Doug at Dr. Bart's office striking a pose.
Sad News Via Dr. Bart Nichols
Doug Manion died last Thursday or Friday. I am told his death was a suicide. He was a devout Tacoland regular, never paying a cover but earning admission by helping load in band equipment or picking up empties for Ram (to my observation, there was a mutual respect between the two). Numerous times he would greet me at the garage door facing Elmira St. and ask if he could help because he didn’t have cash for the cover, I would of course say yes and he would keep schlepping until the entire band had loaded in.
Often armed with a disposable flash camera, he must have accumulated a wonderful snap shot history of Tacoland and other San Antonio music venues. If that pile of photos could be located and catalogued, it would be a fitting legacy for Doug. His father was some sort of good ol’ boy City and County politico. I remember when I was a kid, there were always “Re-Elect Judge Manion” signs around town. Always.
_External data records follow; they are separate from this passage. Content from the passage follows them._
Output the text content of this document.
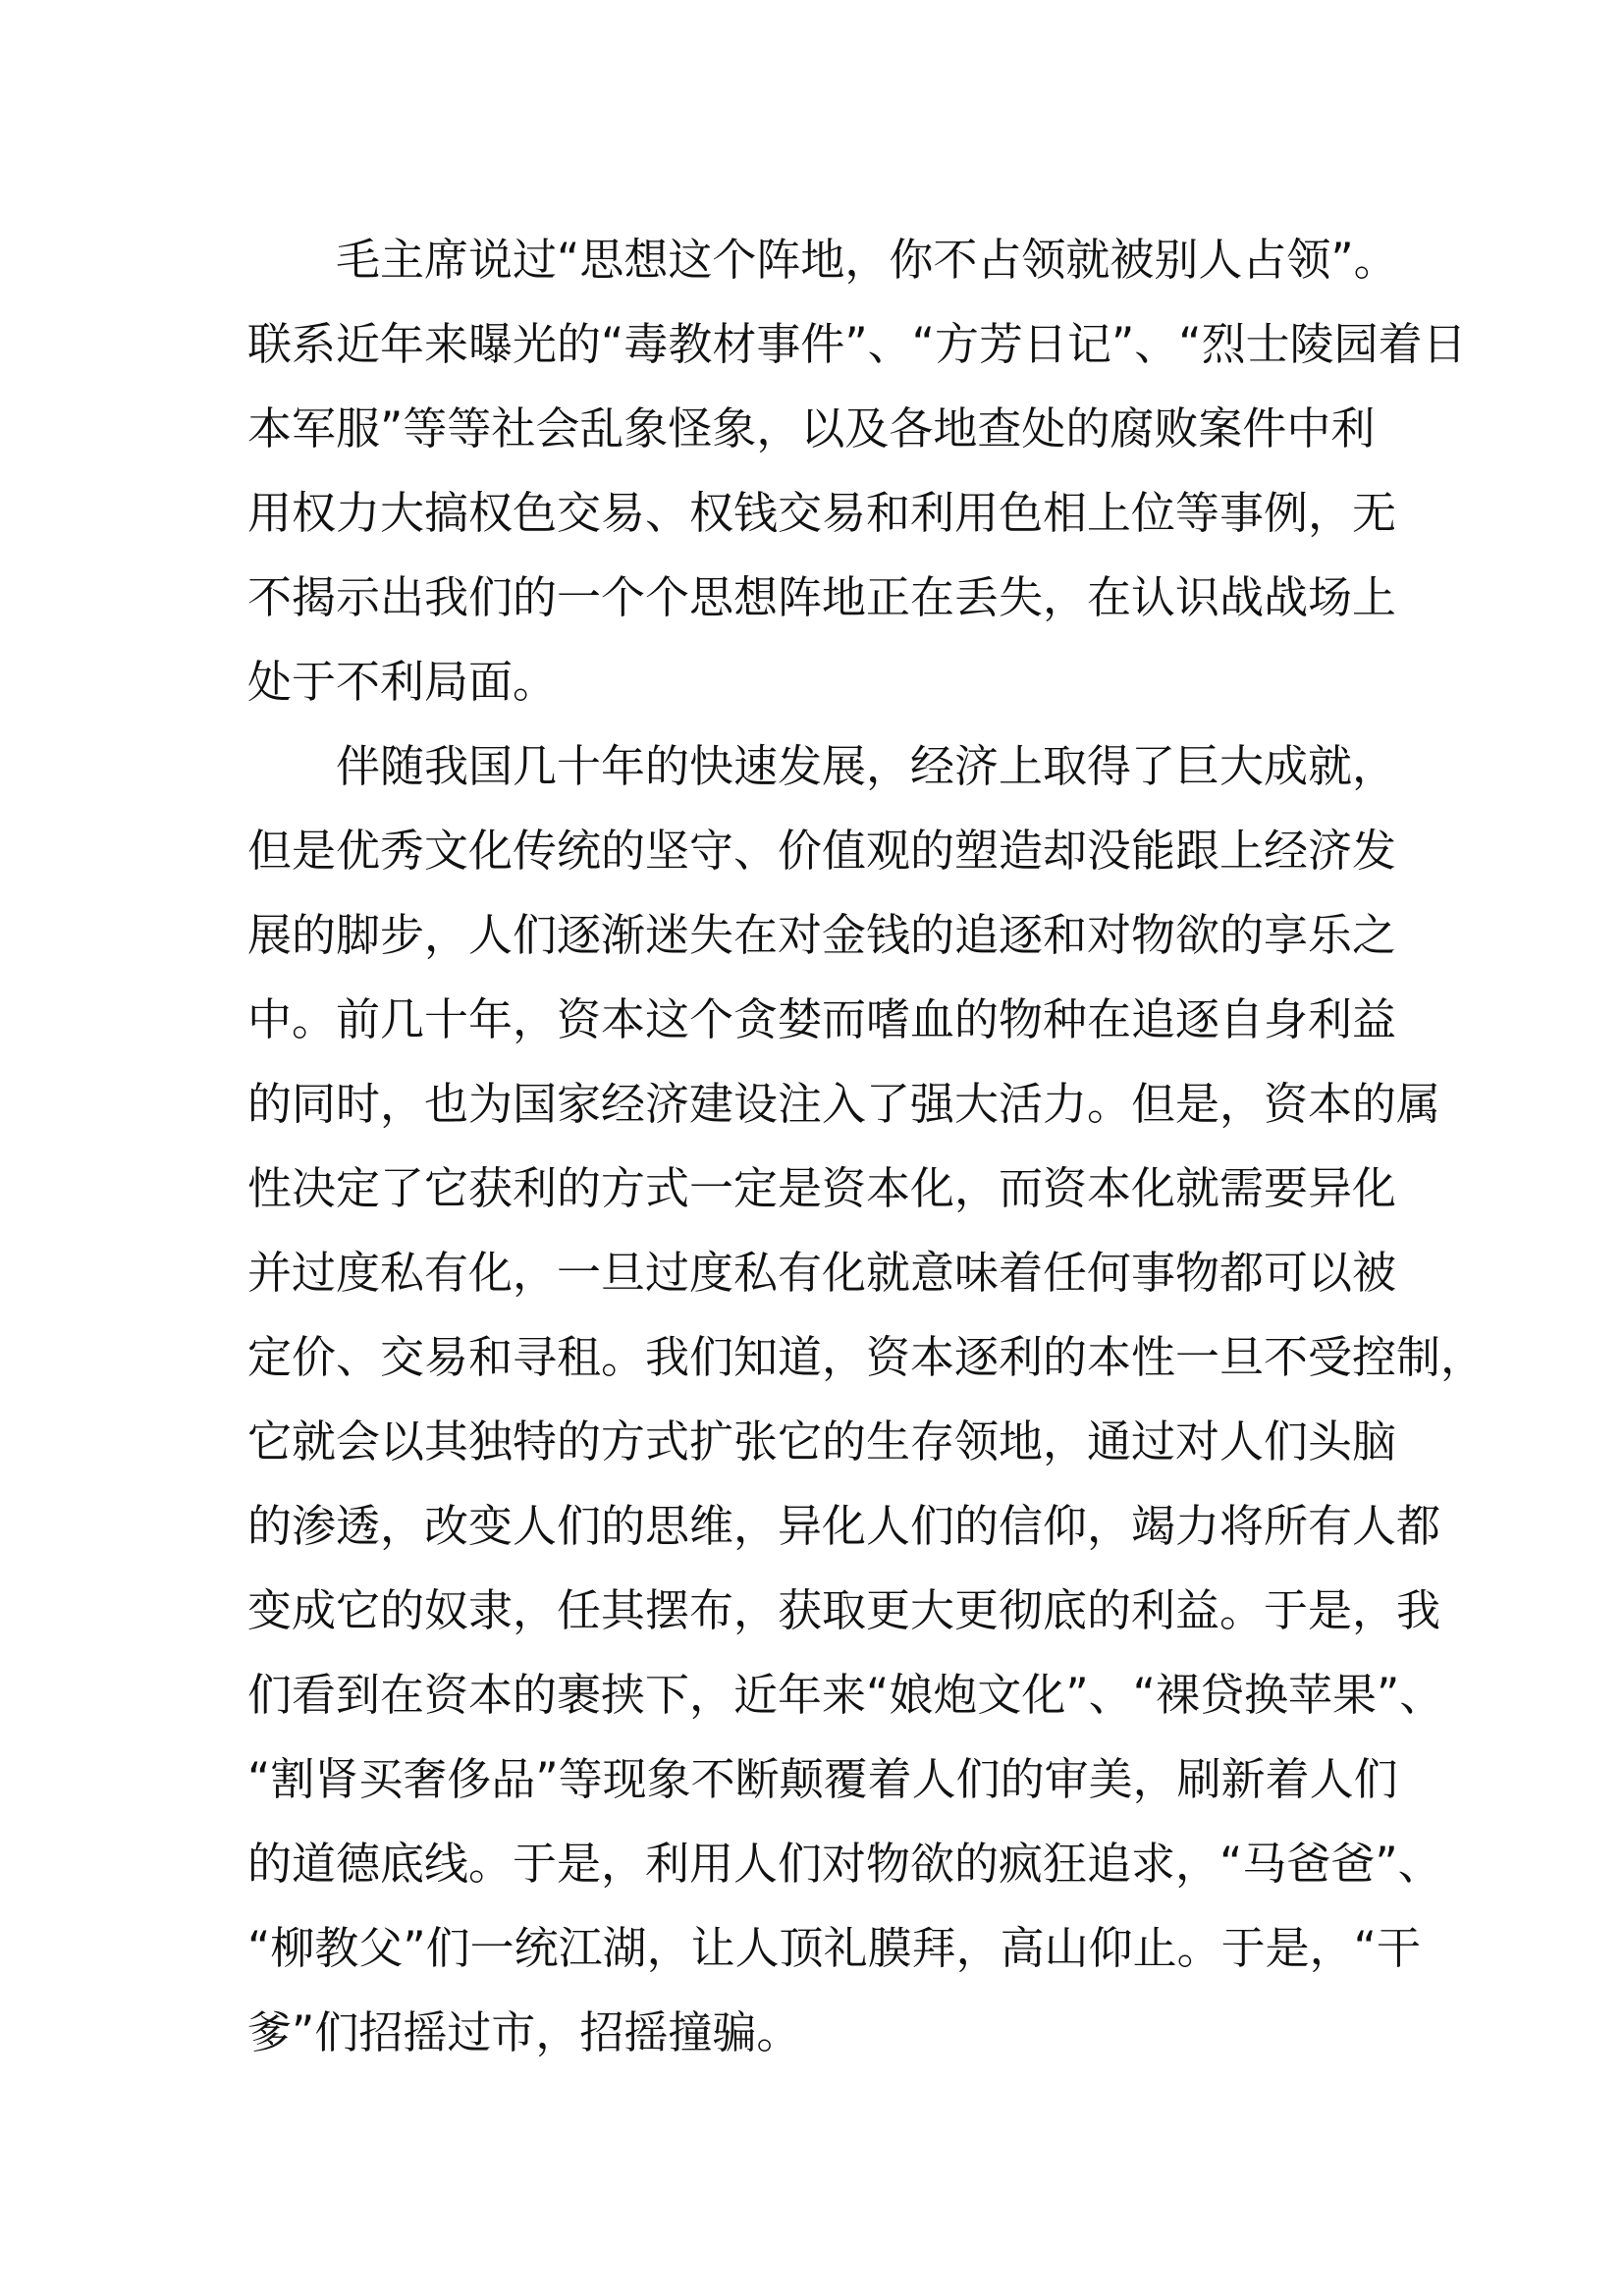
毛主席说过“思想这个阵地，你不占领就被别人占领”。
联系近年来曝光的“毒教材事件”、“方芳日记”、“烈士陵园着日
本军服”等等社会乱象怪象，以及各地查处的腐败案件中利
用权力大搞权色交易、权钱交易和利用色相上位等事例，无
不揭示出我们的一个个思想阵地正在丢失，在认识战战场上
处于不利局面。
伴随我国几十年的快速发展，经济上取得了巨大成就，
但是优秀文化传统的坚守、价值观的塑造却没能跟上经济发
展的脚步，人们逐渐迷失在对金钱的追逐和对物欲的享乐之
中。前几十年，资本这个贪婪而嗜血的物种在追逐自身利益
的同时，也为国家经济建设注入了强大活力。但是，资本的属
性决定了它获利的方式一定是资本化，而资本化就需要异化
并过度私有化，一旦过度私有化就意味着任何事物都可以被
定价、交易和寻租。我们知道，资本逐利的本性一旦不受控制，
它就会以其独特的方式扩张它的生存领地，通过对人们头脑
的渗透，改变人们的思维，异化人们的信仰，竭力将所有人都
变成它的奴隶，任其摆布，获取更大更彻底的利益。于是，我
们看到在资本的裹挟下，近年来“娘炮文化”、“裸贷换苹果”、
“割肾买奢侈品”等现象不断颠覆着人们的审美，刷新着人们
的道德底线。于是，利用人们对物欲的疯狂追求，“马爸爸”、
“柳教父”们一统江湖，让人顶礼膜拜，高山仰止。于是，“干
爹”们招摇过市，招摇撞骗。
His childhood and teenage years observing the actions of his dad and his dad’s friends left him with an insider’s history of San Antonio from the fifties through the seventies, mainly the tenure of the Good Government League. He admitted to a several year involvement with methamphetamine that, among other things, wrecked his teeth. That fascination with speed gave way to Lone Star tallboys and Advil. Doug had resolved a years long dispute with his brother over access to a trust fund set up by their parents for Doug. He lived in Baja King William in a house on Wickes provided to him through that trust. I really think his life had become a little less difficult, at least with regard to food and shelter.
I last talked to him at Sam’s Burger Joint, maybe the night of the Ram Jam or perhaps when the Dinners opened for Davie Allen. He was in his usual upbeat demeanor, looked healthy and was complaining about his new dentures. In other words, same old shit.
Some may have considered him a bum or a drunk, but my opinion is that he was a good guy. I always enjoyed visiting with him; I would often pick up a new tidbit of information about music or from the San Antonio of my youth. I’m going to miss his gravely-voiced, quick speaking, hands in motion way of communicating. Again, he was a good guy.